- Directed by: Scott Levy
- Screenplay by: Brendan Broderick
- Story by: Victoria Muspratt
- Produced by: Mary Ann Fisher; Roger Corman;
- Starring: Greg Evigan; Alexandra Paul; Briana Evigan;
- Cinematography: Christopher Baffa
- Edited by: John Gilbert
- Music by: Christopher Lennertz
- Production companies: New Concorde; Transpacific Corp.;
- Distributed by: Concorde Anois
- Release date: July 13, 1996;
- Running time: 83 minutes
- Country: United States
- Language: English

= Spectre (1996 film) =

Spectre (also known as House of the Damned and Escape to Nowhere) is a 1996 American horror film directed by Scott Levy and starring Greg Evigan and Alexandra Paul. The film follows an American family who move into an Irish mansion haunted by a multitude of ghosts.

The film screened on Showtime as part of the Roger Corman Presents series.

==Plot==
Two maids are sent to clean Glen Abbey Manor, a remote estate in Ireland, and encounter several frightening occurrences. One of the maids is attacked by rats and attempts to flee in her car, which inexplicably explodes.

Some time later, married American couple Will and Maura South, along with their daughter, Aubrey, move into Glen Abbey after Maura inherits it from a relative. Their marriage has been in crisis after Will, a writer, was unfaithful to Maura. Almost immediately after moving in, the family are plagued by various odd occurrences, such as disembodied voices, and Will's computer crashing. On their first night, Aubrey is attacked by a monstrous apparition in her room, which vanishes. Terrified, Will and Maura consult Edward Shea, a self-proclaimed clairvoyant, to investigate the home.

During an investigation with his assistant, Amy, Edward has a vision of a woman being sexually assaulted by a disembodied hand. Amy searches public death records on her computer and finds records of the Laundrigans, a family who resided in the home in the late 19th-century. James Laundrigan, the father, died of pneumonia, while his wife Marion committed suicide in the house; no death certificate exists for their daughter, Colleen. Maura is disturbed by this news, as Aubrey has mentioned the name Colleen, which she has attributed to one of her toy dolls.

Edward and Amy investigate the house's cellar, where Will discovered an amulet showing runic symbols. Behind a brick wall, they uncover Colleen's remains, who was apparently murdered by her mother. After Colleen is given a proper burial, Will and Maura invite Edward, Amy, and Father Seamus, the local parish priest, over for dinner.
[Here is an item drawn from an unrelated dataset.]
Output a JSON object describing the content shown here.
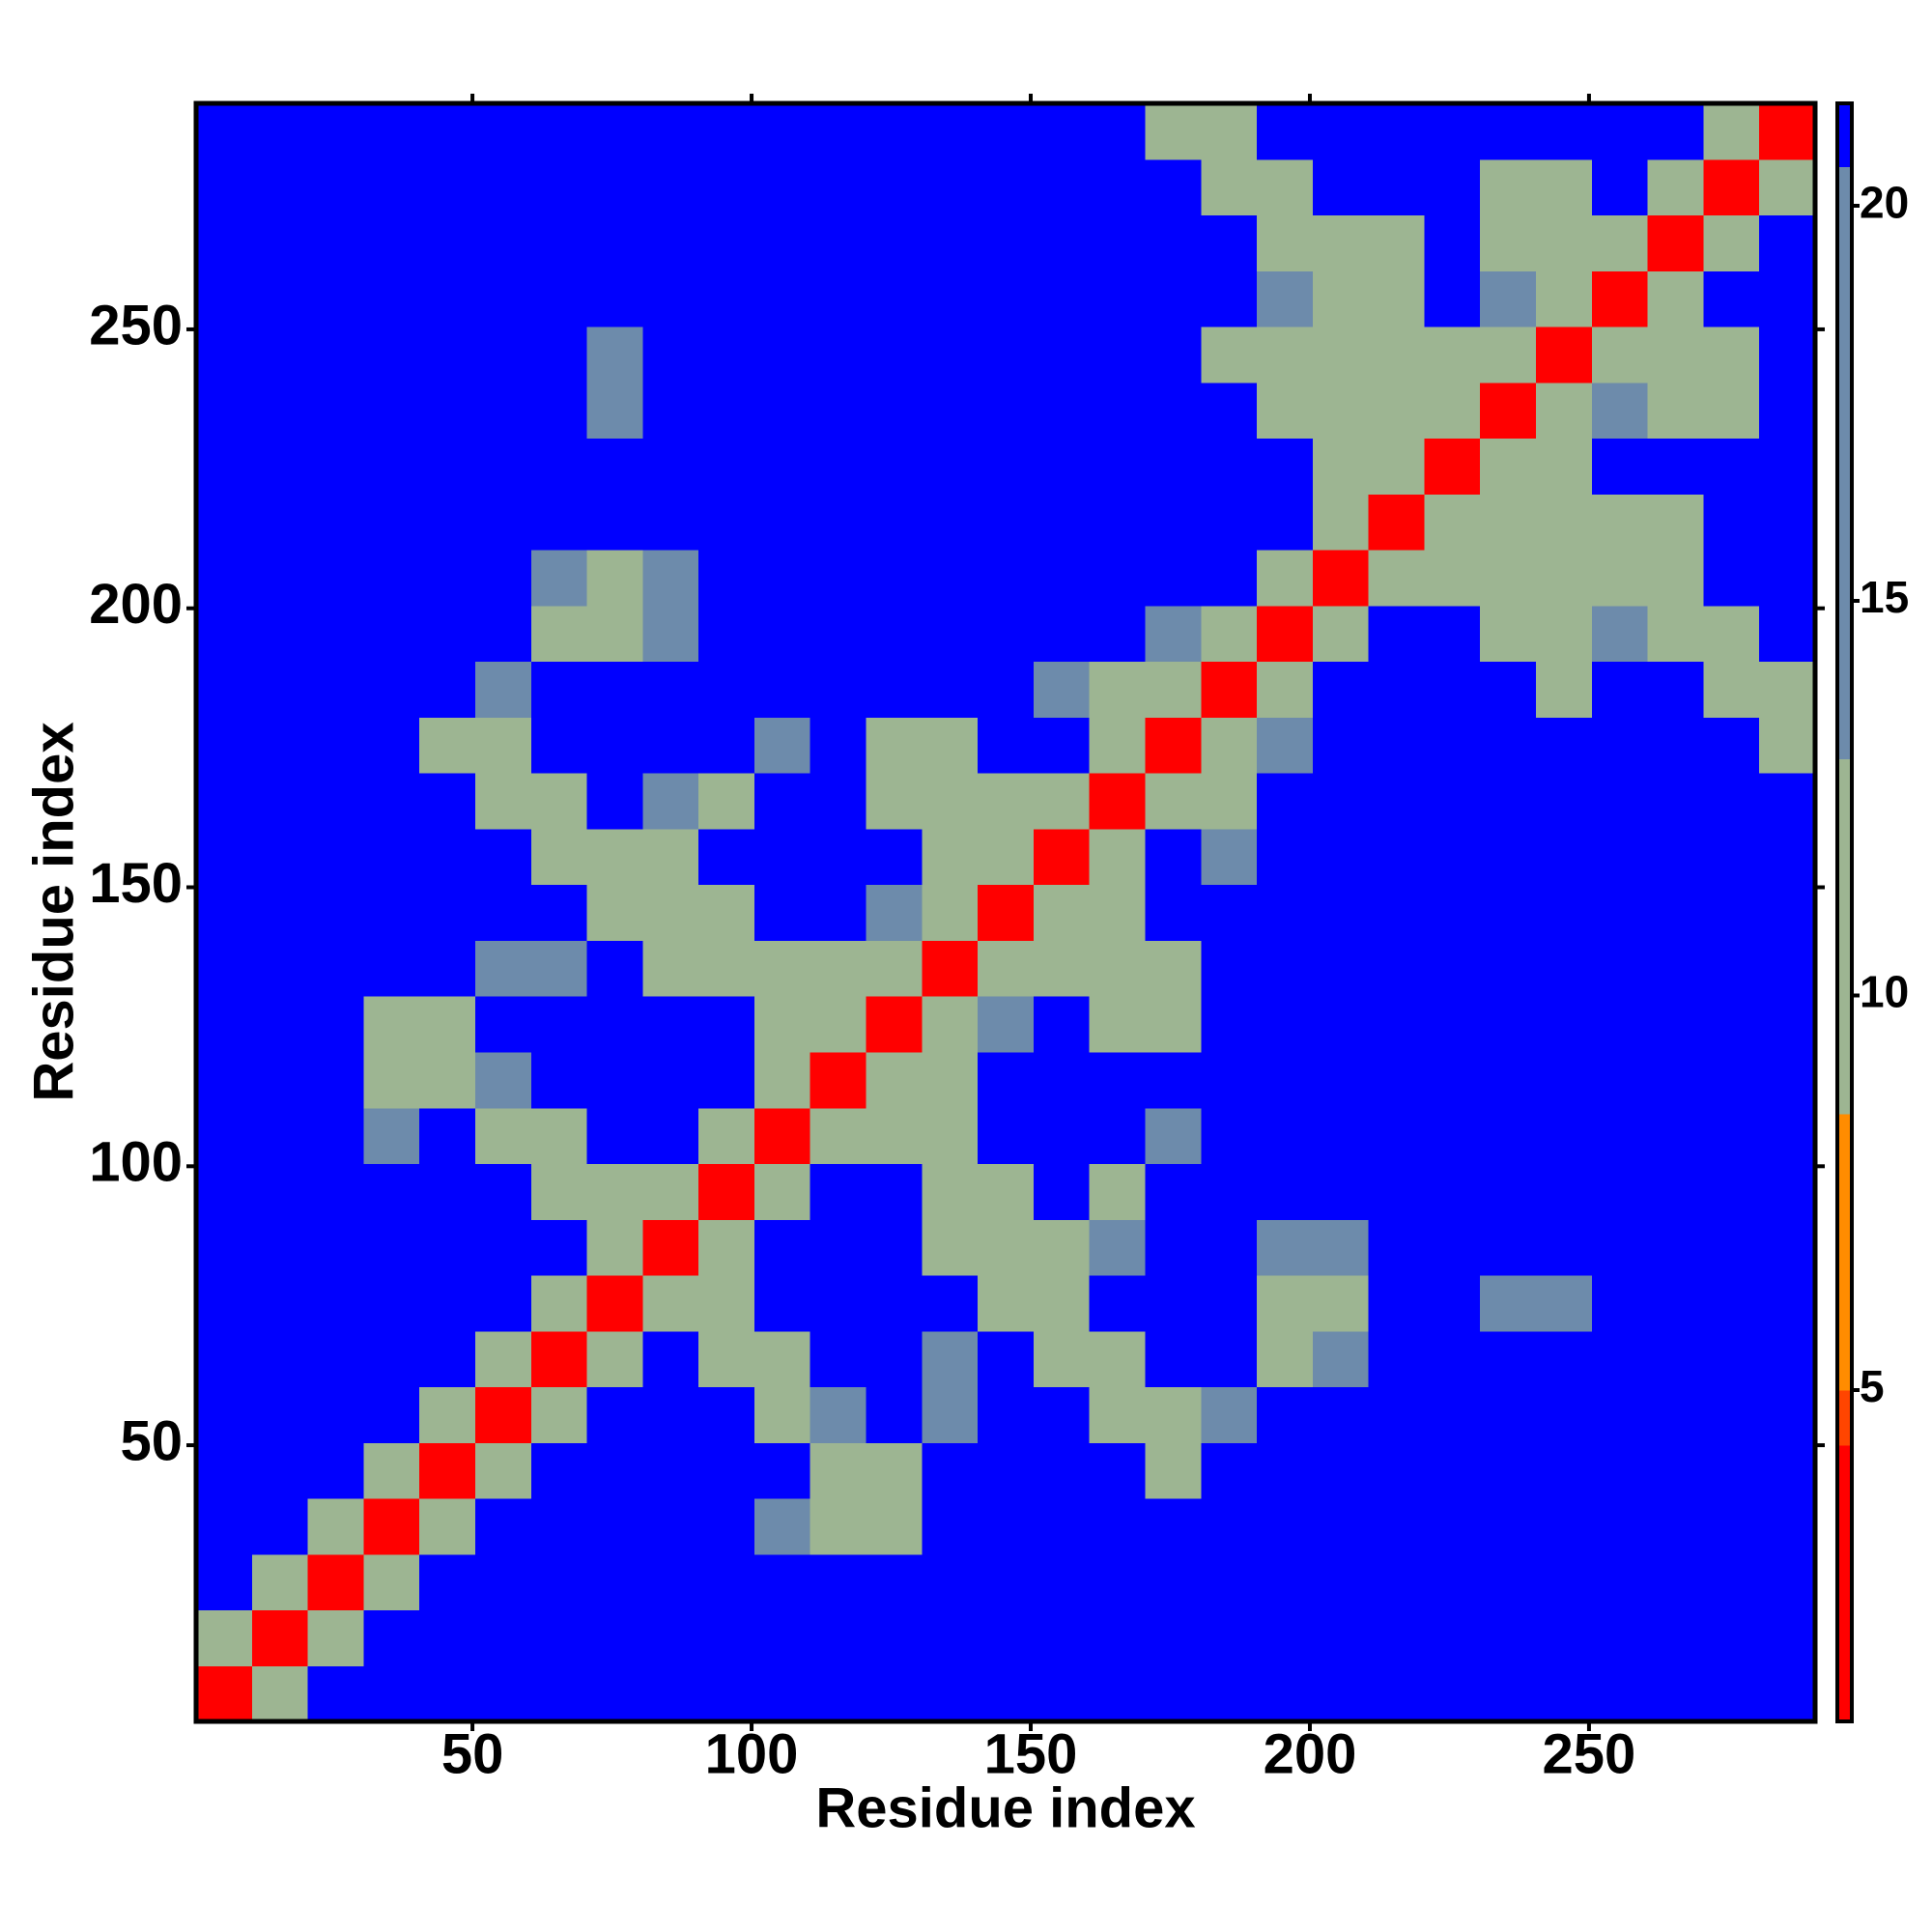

In her bedroom, Aubrey witnesses the apparition of a nun; meanwhile, during the dinner downstairs, Will, Maura, and their guests are violently attacked by a poltergeist, which shatters the windows and throws knives and utensils at them. Edward flees outside, and Will and Maura subsequently find his decapitated body on the ground, his severed head lying on a ledge above the doorway, beneath a gargoyle brandishing a scythe. When Will and Maura attempt to recover Aubrey from her bedroom, they find a bright light emanating from the room, and Aubrey missing.
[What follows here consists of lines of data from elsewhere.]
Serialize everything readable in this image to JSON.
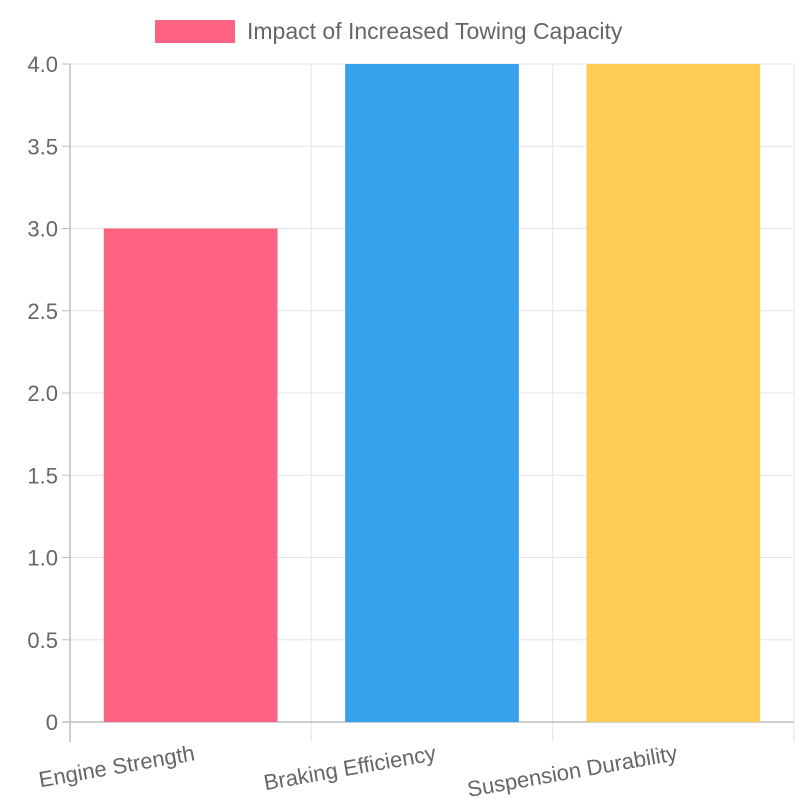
{
  "chart_data": {
    "type": "bar",
    "categories": [
      "Engine Strength",
      "Braking Efficiency",
      "Suspension Durability"
    ],
    "series": [
      {
        "name": "Impact of Increased Towing Capacity",
        "values": [
          3,
          4,
          4
        ]
      }
    ],
    "bar_colors": [
      "#ff6384",
      "#36a2eb",
      "#ffcd56"
    ],
    "ylim": [
      0,
      4
    ],
    "yticks": [
      0,
      0.5,
      1.0,
      1.5,
      2.0,
      2.5,
      3.0,
      3.5,
      4.0
    ],
    "ytick_labels": [
      "0",
      "0.5",
      "1.0",
      "1.5",
      "2.0",
      "2.5",
      "3.0",
      "3.5",
      "4.0"
    ],
    "grid": true,
    "legend_position": "top-center"
  }
}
Father Seamus explains that he placed the amulet in the basement of the home, and their disturbing of it unleashed supernatural energy, which was conjured by James and Marion Laundrigan, whom he claims practised black magic there. After Father Seamus completes a ritual, they discover Aubrey trapped behind the wall where Colleen's remains were found, and break it down to save her. After Father Seamus and Amy leave, Maura confronts Will, accusing him of having affection for Amy, which he denies. That night, Maura has a dream of Will taunting her while having sex with Amy. The following morning, as the family prepares to leave to return to California, Maura has a vision of Will having sex with Amy on the family car. Convinced the encounter actually occurred, she locks him out of the house and seals herself inside with Aubrey.

Apparently possessed, Maura locks Aubrey in her bedroom. Will goes to consult Father Seamus at the church, but finds him dead, kneeling at the altar. Meanwhile, Aubrey witnesses an apparition of Colleen before Maura attacks her with a cleaver. Will returns to the house, armed with a dagger left by Father Seamus, and manages to break inside, where he is attacked by Maura, armed with the cleaver and knives. Will wrestles Maura to the ground before stabbing her in the chest with the dagger. After, a beam of light emanates from the wound, and Maura awakens, healed and restored to her former self. The house suddenly begins to crumble around the three and they flee outside, where they witness it burst into a blazing inferno.

==Reception==
Caryn James of The New York Times said the film has "a few effectively scary moments, but it's more like a cut-rate version of The Exorcist than a real Roger Corman film. It's not for the fainthearted or the children." TV Guide awarded it two out of five stars, noting it as "an efficient shocker that should please fans of the genre, despite the fact that it offers nothing that hasn't been seen in dozens of similar films. The element of marital tension is just enough to unsettle the predictability of the family-in-peril mechanics (not to mention providing an excuse for some supernatural sexual shenanigans to spice up the proceedings)."